Você acha que tem problemas com seu vizinho? Então veja esse caso.

O Tribunal de Justiça de São Paulo manteve a condenação de um homem acusado de lançar um artefato explosivo caseiro na porta do apartamento de sua vizinha. O episódio ocorreu em Rio Claro e gerou risco real às vítimas, entre elas duas crianças pequenas e a babá.

A decisão confirma a sentença da 3ª Vara Criminal de Rio Claro, que havia fixado a pena em um ano e quatro meses de reclusão, em regime inicial aberto. O magistrado de primeiro grau, juiz Sérgio Lazzareschi de Mesquita, substituiu a pena privativa de liberdade por prestação pecuniária destinada a entidade social.

Segundo o processo, o réu decidiu agir por se sentir incomodado com o barulho vindo do apartamento localizado acima do seu. Ele preparou um explosivo caseiro e o lançou contra a porta do imóvel, mesmo sabendo que dentro estavam crianças pequenas e a babá responsável por cuidar delas.

A explosão danificou a porta e provocou perda auditiva temporária nas vítimas. O ato também gerou grande abalo psicológico, já que o risco de incêndio e ferimentos graves era concreto. 

O crime foi enquadrado nos tipos penais de incêndio e explosão, ambos previstos no Código Penal.

Durante o julgamento do recurso, o desembargador Luís Geraldo Lanfredi, relator do caso, destacou que a conduta do réu não poderia ser minimizada. Para ele, ficou evidente que o acusado agiu de forma consciente ao colocar em risco a integridade física e psicológica dos moradores.

O relator observou que o homem, ciente da presença das vítimas, deslocou-se até o hall do apartamento vizinho usando as escadas de segurança. A intenção era evitar as câmeras do elevador, o que demonstrou planejamento e cautela para escapar da identificação. Ele então acendeu o artefato e o arremessou contra a porta do imóvel.

O desembargador lembrou que o próprio réu confirmou, em juízo, a dinâmica dos fatos. Ele confessou que participou da ação criminosa e descreveu as razões pelas quais decidiu provocar a explosão. A confissão, segundo o magistrado, reforçou a materialidade e a autoria dos delitos.

O colegiado concluiu que a conduta não poderia ser enquadrada como mera contravenção ou ato de menor gravidade. Para os desembargadores, ficou clara a intenção de intimidar e o desprezo pelas consequências que poderiam atingir inocentes.

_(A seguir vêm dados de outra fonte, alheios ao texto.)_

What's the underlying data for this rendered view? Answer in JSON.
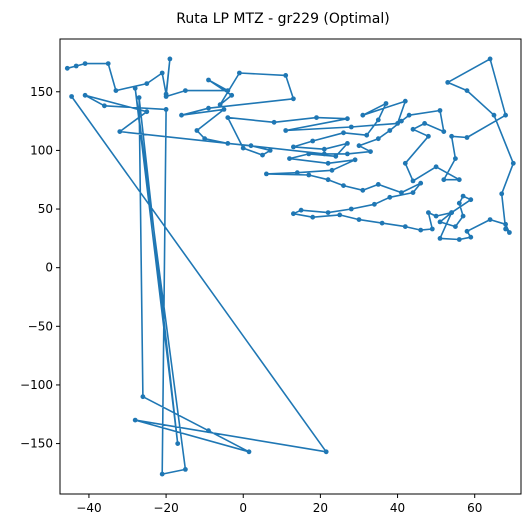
{
  "chart_data": {
    "type": "line",
    "title": "Ruta LP MTZ - gr229 (Optimal)",
    "xlabel": "",
    "ylabel": "",
    "xlim": [
      -47.5,
      72.0
    ],
    "ylim": [
      -193.0,
      195.0
    ],
    "x_ticks": [
      -40,
      -20,
      0,
      20,
      40,
      60
    ],
    "y_ticks": [
      -150,
      -100,
      -50,
      0,
      50,
      100,
      150
    ],
    "grid": false,
    "line_color": "#1f77b4",
    "marker": "circle",
    "series": [
      {
        "points": [
          [
            -45.6,
            170.0
          ],
          [
            -43.3,
            172.0
          ],
          [
            -41.0,
            174.0
          ],
          [
            -35.0,
            174.0
          ],
          [
            -33.0,
            151.0
          ],
          [
            -25.0,
            157.0
          ],
          [
            -21.0,
            166.0
          ],
          [
            -20.0,
            148.0
          ],
          [
            -19.0,
            178.0
          ],
          [
            -20.0,
            146.0
          ],
          [
            -15.0,
            151.0
          ],
          [
            -4.0,
            151.0
          ],
          [
            -9.0,
            160.0
          ],
          [
            -3.0,
            147.0
          ],
          [
            -6.0,
            139.0
          ],
          [
            -1.0,
            166.0
          ],
          [
            11.0,
            164.0
          ],
          [
            13.0,
            144.0
          ],
          [
            -9.0,
            136.0
          ],
          [
            -16.0,
            130.0
          ],
          [
            -5.0,
            135.0
          ],
          [
            -12.0,
            117.0
          ],
          [
            -10.0,
            110.0
          ],
          [
            -4.0,
            106.0
          ],
          [
            2.0,
            104.0
          ],
          [
            7.0,
            100.0
          ],
          [
            5.0,
            96.0
          ],
          [
            0.0,
            102.0
          ],
          [
            -4.0,
            128.0
          ],
          [
            8.0,
            124.0
          ],
          [
            19.0,
            128.0
          ],
          [
            27.0,
            127.0
          ],
          [
            11.0,
            117.0
          ],
          [
            28.0,
            120.0
          ],
          [
            40.0,
            123.0
          ],
          [
            42.0,
            142.0
          ],
          [
            31.0,
            130.0
          ],
          [
            37.0,
            140.0
          ],
          [
            35.0,
            126.0
          ],
          [
            32.0,
            113.0
          ],
          [
            26.0,
            115.0
          ],
          [
            18.0,
            108.0
          ],
          [
            13.0,
            103.0
          ],
          [
            21.0,
            101.0
          ],
          [
            27.0,
            106.0
          ],
          [
            24.0,
            95.0
          ],
          [
            17.0,
            97.0
          ],
          [
            12.0,
            93.0
          ],
          [
            22.0,
            89.0
          ],
          [
            29.0,
            92.0
          ],
          [
            23.0,
            83.0
          ],
          [
            14.0,
            81.0
          ],
          [
            6.0,
            80.0
          ],
          [
            17.0,
            79.0
          ],
          [
            22.0,
            75.0
          ],
          [
            26.0,
            70.0
          ],
          [
            31.0,
            66.0
          ],
          [
            35.0,
            71.0
          ],
          [
            41.0,
            64.0
          ],
          [
            46.0,
            72.0
          ],
          [
            44.0,
            64.0
          ],
          [
            38.0,
            60.0
          ],
          [
            34.0,
            54.0
          ],
          [
            28.0,
            50.0
          ],
          [
            22.0,
            47.0
          ],
          [
            15.0,
            49.0
          ],
          [
            13.0,
            46.0
          ],
          [
            18.0,
            43.0
          ],
          [
            25.0,
            45.0
          ],
          [
            30.0,
            41.0
          ],
          [
            36.0,
            38.0
          ],
          [
            42.0,
            35.0
          ],
          [
            46.0,
            32.0
          ],
          [
            49.0,
            33.0
          ],
          [
            48.0,
            47.0
          ],
          [
            50.0,
            44.0
          ],
          [
            54.0,
            47.0
          ],
          [
            51.0,
            39.0
          ],
          [
            55.0,
            35.0
          ],
          [
            57.0,
            44.0
          ],
          [
            56.0,
            55.0
          ],
          [
            57.0,
            61.0
          ],
          [
            59.0,
            58.0
          ],
          [
            54.0,
            47.0
          ],
          [
            51.0,
            25.0
          ],
          [
            56.0,
            24.0
          ],
          [
            59.0,
            26.0
          ],
          [
            58.0,
            31.0
          ],
          [
            64.0,
            41.0
          ],
          [
            68.0,
            37.0
          ],
          [
            69.0,
            30.0
          ],
          [
            68.0,
            33.0
          ],
          [
            67.0,
            63.0
          ],
          [
            70.0,
            89.0
          ],
          [
            65.0,
            130.0
          ],
          [
            58.0,
            151.0
          ],
          [
            53.0,
            158.0
          ],
          [
            64.0,
            178.0
          ],
          [
            68.0,
            130.0
          ],
          [
            58.0,
            111.0
          ],
          [
            54.0,
            112.0
          ],
          [
            55.0,
            93.0
          ],
          [
            52.0,
            75.0
          ],
          [
            56.0,
            75.0
          ],
          [
            50.0,
            86.0
          ],
          [
            44.0,
            74.0
          ],
          [
            42.0,
            89.0
          ],
          [
            48.0,
            112.0
          ],
          [
            44.0,
            118.0
          ],
          [
            47.0,
            123.0
          ],
          [
            52.0,
            116.0
          ],
          [
            51.0,
            134.0
          ],
          [
            43.0,
            130.0
          ],
          [
            41.0,
            125.0
          ],
          [
            38.0,
            117.0
          ],
          [
            35.0,
            110.0
          ],
          [
            30.0,
            104.0
          ],
          [
            33.0,
            99.0
          ],
          [
            27.0,
            97.0
          ],
          [
            21.0,
            97.0
          ],
          [
            -32.0,
            116.0
          ],
          [
            -25.0,
            133.0
          ],
          [
            -41.0,
            147.0
          ],
          [
            -36.0,
            138.0
          ],
          [
            -20.0,
            135.0
          ],
          [
            -21.0,
            -176.0
          ],
          [
            -15.0,
            -172.0
          ],
          [
            -28.0,
            153.0
          ],
          [
            -17.0,
            -150.0
          ],
          [
            -27.0,
            145.0
          ],
          [
            -26.0,
            -110.0
          ],
          [
            -9.0,
            -139.0
          ],
          [
            1.5,
            -157.0
          ],
          [
            -28.0,
            -130.0
          ],
          [
            21.5,
            -157.0
          ],
          [
            -44.5,
            146.0
          ]
        ]
      }
    ]
  }
}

A votação foi unânime pela manutenção da condenação fixada em primeira instância.

A decisão reforça a posição do Tribunal de Justiça de São Paulo em casos de violência praticada em ambiente condominial. Situações de conflitos entre vizinhos devem ser resolvidas por meios legais, não por atos que coloquem vidas em risco.

A prestação pecuniária substitutiva, determinada em sentença, será revertida a entidade social previamente indicada pelo juízo. A medida busca, além de punir o réu, gerar algum benefício coletivo diante do impacto negativo da conduta.

O caso chama atenção para a gravidade dos chamados “artefatos caseiros”, que, embora improvisados, têm potencial destrutivo significativo. A manipulação desses explosivos expõe não apenas a vítima escolhida, mas todos os moradores do prédio a perigo iminente.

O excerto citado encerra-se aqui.